2021年11月15日

2022年3月期第2四半期決算
JSR

計画、対前年上回る
全セグメントで増収増益

JSR(エリック・ジョンソンCEO)は11月8日、ウェブを通じて決算説明会を開催した。同社の宮崎秀樹取締役常務執行役員が決算概要について説明。宮崎取締役は「上期については売上高、コア営業利益、当期利益とも、当初計画を上回って進ちょくした。対前年でも高い伸び率を達成しており、これに伴い通期業績見通しを上方修正する」と全体的な概要について前置きしてから、説明を進めた。当期の売上収益については前年同期比20・8%増の1682億1400万円、コア営業利益は同38・5%増の230億7700万円、四半期利益は186億3300万円(前年同期は7億8400万円の損失)、当期純利益は175億4200万円(同6億7600万円の損失)となった。コア営業利益見通しには下期に見込むInpria Corporationの完全子会社化による評価益など60億円を含んでいる。

本年5月11日開催の取締役会において、同社のエラストマー事業を新たに子会社として設立する日本合成ゴム分割準備に吸収分割によって承継させた上で、来年4月に承継会社の全株式をENEOSに譲渡。これに伴い、第1四半期連結会計期間より、エラストマー事業は非継続事業に分類されている。この結果、当第2四半期連結累計期間の表示形式に合わせ、一部組み替えを行って発表している。

セグメント別では、デジタルソリューション事業部門の売上収益は前年同期比9・3%増の806億900万円、コア営業利益は同15・7%増の195億8900万円。好調な需要環境下、売り上げ、利益とも対前年で大幅に伸長し、高いマージンを確保した。半導体材料は、同13%増の売り上げ成長を達成。既存製品の販売拡大に加え、新規のEUVレジストは前年同期の倍以上の売り上げ成長を確保した。半導体材料は好調な半導体市場を背景に販売を伸ばし、ディスプレイ材料は中国での拡販を進め、売上収益は前年同期を上回った。コア営業利益についても、半導体材料の売上収益の増加によって伸びた。コア営業利益における損益要因は、半導体材料・ディスプレイ材料の販売拡大による51億円の増収が大きく、価格差による3億円、半導体材料の固定費増加・ディスプレイ材料の事業再編費用・エッジコンピューティングの固定費増加による21億円の減益分を大きく上回った。半導体材料の売上高は同13%増の528億円、ディスプレイ材料は同4%増の236億円、エッジコンピューティングは同4%減の42億円。

ライフサイエンス事業部門の売上収益は同28・8%増の336億9200万円、コア営業利益は同20・5%増の19億4500万円。主にCDMO、CRO事業に加えバイオプロセス材料やIVDの販売が拡大した。コア営業利益の伸びはCDMOの先行投資と資材調達不足などによる生産稼働調整の影響を受けた。売上収益における品種別増減比率は、CDMOが同約20%増、CROが同約40%増、バイオプロセス材料が同約190%増、IVDが同約15%増。

合成樹脂事業部門の売上収益は同46・6%増の477億8200万円、コア営業利益は同431・4%増の34億5500万円。昨年度低迷していた自動車生産の回復を背景に、販売数量を大きく伸ばしたことで売上収益は大きく伸長。コア営業利益についても、売上収益の増加によって伸びを見せた。コア営業利益における損益要因は、販売増加によって25億円、売買スプレッドの縮小というマイナス要因があったものの、在庫受払差(変動費)による3億円の増益要因があった。

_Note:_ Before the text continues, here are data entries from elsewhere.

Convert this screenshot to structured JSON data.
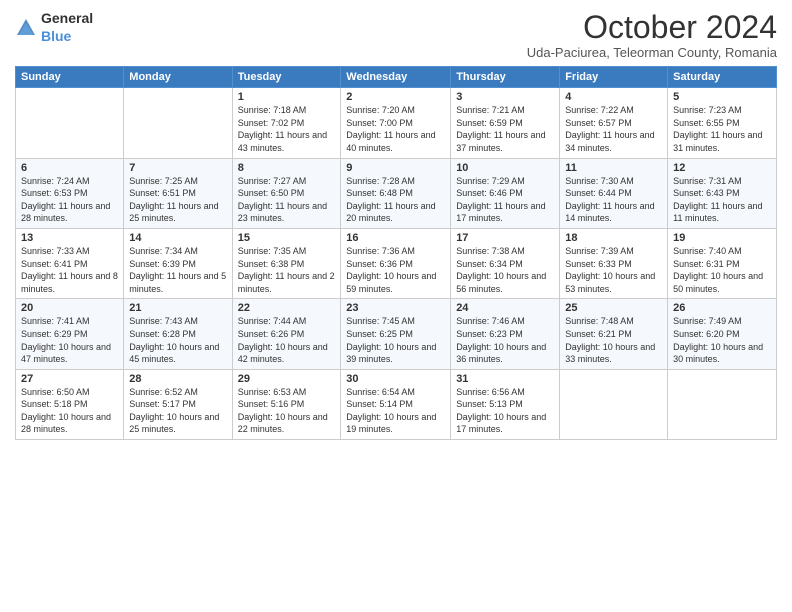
{
  "header": {
    "logo": {
      "general": "General",
      "blue": "Blue"
    },
    "title": "October 2024",
    "subtitle": "Uda-Paciurea, Teleorman County, Romania"
  },
  "calendar": {
    "weekdays": [
      "Sunday",
      "Monday",
      "Tuesday",
      "Wednesday",
      "Thursday",
      "Friday",
      "Saturday"
    ],
    "weeks": [
      [
        {
          "day": "",
          "info": ""
        },
        {
          "day": "",
          "info": ""
        },
        {
          "day": "1",
          "info": "Sunrise: 7:18 AM\nSunset: 7:02 PM\nDaylight: 11 hours and 43 minutes."
        },
        {
          "day": "2",
          "info": "Sunrise: 7:20 AM\nSunset: 7:00 PM\nDaylight: 11 hours and 40 minutes."
        },
        {
          "day": "3",
          "info": "Sunrise: 7:21 AM\nSunset: 6:59 PM\nDaylight: 11 hours and 37 minutes."
        },
        {
          "day": "4",
          "info": "Sunrise: 7:22 AM\nSunset: 6:57 PM\nDaylight: 11 hours and 34 minutes."
        },
        {
          "day": "5",
          "info": "Sunrise: 7:23 AM\nSunset: 6:55 PM\nDaylight: 11 hours and 31 minutes."
        }
      ],
      [
        {
          "day": "6",
          "info": "Sunrise: 7:24 AM\nSunset: 6:53 PM\nDaylight: 11 hours and 28 minutes."
        },
        {
          "day": "7",
          "info": "Sunrise: 7:25 AM\nSunset: 6:51 PM\nDaylight: 11 hours and 25 minutes."
        },
        {
          "day": "8",
          "info": "Sunrise: 7:27 AM\nSunset: 6:50 PM\nDaylight: 11 hours and 23 minutes."
        },
        {
          "day": "9",
          "info": "Sunrise: 7:28 AM\nSunset: 6:48 PM\nDaylight: 11 hours and 20 minutes."
        },
        {
          "day": "10",
          "info": "Sunrise: 7:29 AM\nSunset: 6:46 PM\nDaylight: 11 hours and 17 minutes."
        },
        {
          "day": "11",
          "info": "Sunrise: 7:30 AM\nSunset: 6:44 PM\nDaylight: 11 hours and 14 minutes."
        },
        {
          "day": "12",
          "info": "Sunrise: 7:31 AM\nSunset: 6:43 PM\nDaylight: 11 hours and 11 minutes."
        }
      ],
      [
        {
          "day": "13",
          "info": "Sunrise: 7:33 AM\nSunset: 6:41 PM\nDaylight: 11 hours and 8 minutes."
        },
        {
          "day": "14",
          "info": "Sunrise: 7:34 AM\nSunset: 6:39 PM\nDaylight: 11 hours and 5 minutes."
        },
        {
          "day": "15",
          "info": "Sunrise: 7:35 AM\nSunset: 6:38 PM\nDaylight: 11 hours and 2 minutes."
        },
        {
          "day": "16",
          "info": "Sunrise: 7:36 AM\nSunset: 6:36 PM\nDaylight: 10 hours and 59 minutes."
        },
        {
          "day": "17",
          "info": "Sunrise: 7:38 AM\nSunset: 6:34 PM\nDaylight: 10 hours and 56 minutes."
        },
        {
          "day": "18",
          "info": "Sunrise: 7:39 AM\nSunset: 6:33 PM\nDaylight: 10 hours and 53 minutes."
        },
        {
          "day": "19",
          "info": "Sunrise: 7:40 AM\nSunset: 6:31 PM\nDaylight: 10 hours and 50 minutes."
        }
      ],
      [
        {
          "day": "20",
          "info": "Sunrise: 7:41 AM\nSunset: 6:29 PM\nDaylight: 10 hours and 47 minutes."
        },
        {
          "day": "21",
          "info": "Sunrise: 7:43 AM\nSunset: 6:28 PM\nDaylight: 10 hours and 45 minutes."
        },
        {
          "day": "22",
          "info": "Sunrise: 7:44 AM\nSunset: 6:26 PM\nDaylight: 10 hours and 42 minutes."
        },
        {
          "day": "23",
          "info": "Sunrise: 7:45 AM\nSunset: 6:25 PM\nDaylight: 10 hours and 39 minutes."
        },
        {
          "day": "24",
          "info": "Sunrise: 7:46 AM\nSunset: 6:23 PM\nDaylight: 10 hours and 36 minutes."
        },
        {
          "day": "25",
          "info": "Sunrise: 7:48 AM\nSunset: 6:21 PM\nDaylight: 10 hours and 33 minutes."
        },
        {
          "day": "26",
          "info": "Sunrise: 7:49 AM\nSunset: 6:20 PM\nDaylight: 10 hours and 30 minutes."
        }
      ],
      [
        {
          "day": "27",
          "info": "Sunrise: 6:50 AM\nSunset: 5:18 PM\nDaylight: 10 hours and 28 minutes."
        },
        {
          "day": "28",
          "info": "Sunrise: 6:52 AM\nSunset: 5:17 PM\nDaylight: 10 hours and 25 minutes."
        },
        {
          "day": "29",
          "info": "Sunrise: 6:53 AM\nSunset: 5:16 PM\nDaylight: 10 hours and 22 minutes."
        },
        {
          "day": "30",
          "info": "Sunrise: 6:54 AM\nSunset: 5:14 PM\nDaylight: 10 hours and 19 minutes."
        },
        {
          "day": "31",
          "info": "Sunrise: 6:56 AM\nSunset: 5:13 PM\nDaylight: 10 hours and 17 minutes."
        },
        {
          "day": "",
          "info": ""
        },
        {
          "day": "",
          "info": ""
        }
      ]
    ]
  }
}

エラストマー事業の上期については、販売数量は前年同期比で35%拡大、タイヤ市場の回復によってSSBRが伸長。コア営業利益(相当)は、数量効果に加え、スプレッドの改善、コスト削減によって増加した。通期においても、当初想定を上回る見通しを立てている。

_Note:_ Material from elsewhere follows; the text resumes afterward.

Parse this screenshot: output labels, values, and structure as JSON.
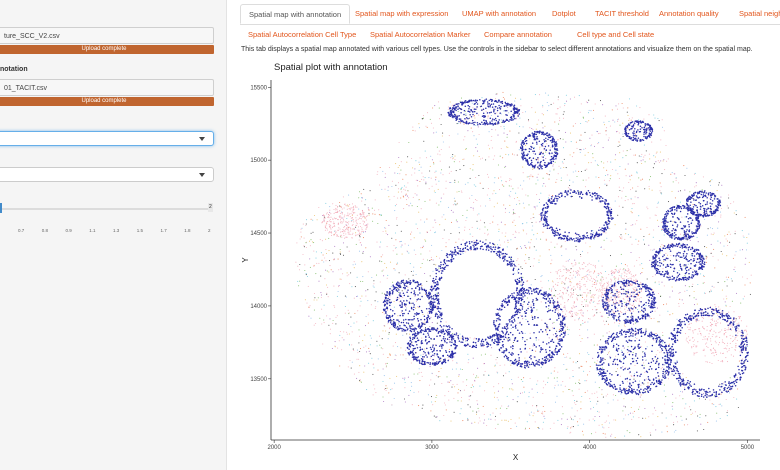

通期については、市場環境および業績の動向などを踏まえ、本年5月11日発表の業績予想を修正。それに準じて配当予想の修正も実施する。修正後の売上収益は前期比11・1%増の3465億円(修正前は3180億円)、コア営業利益は同38・5%増の525億円(同430億円)、営業利益は52・8%増の523億円(同430億円)、当期利益は390億円(同300億円)、当期純利益は355億円(同270億円)。

年間配当金予想についても、期末配当金を5円増額して35円とし、中間配当金の35円と合わせて1株当たり70円に増配した。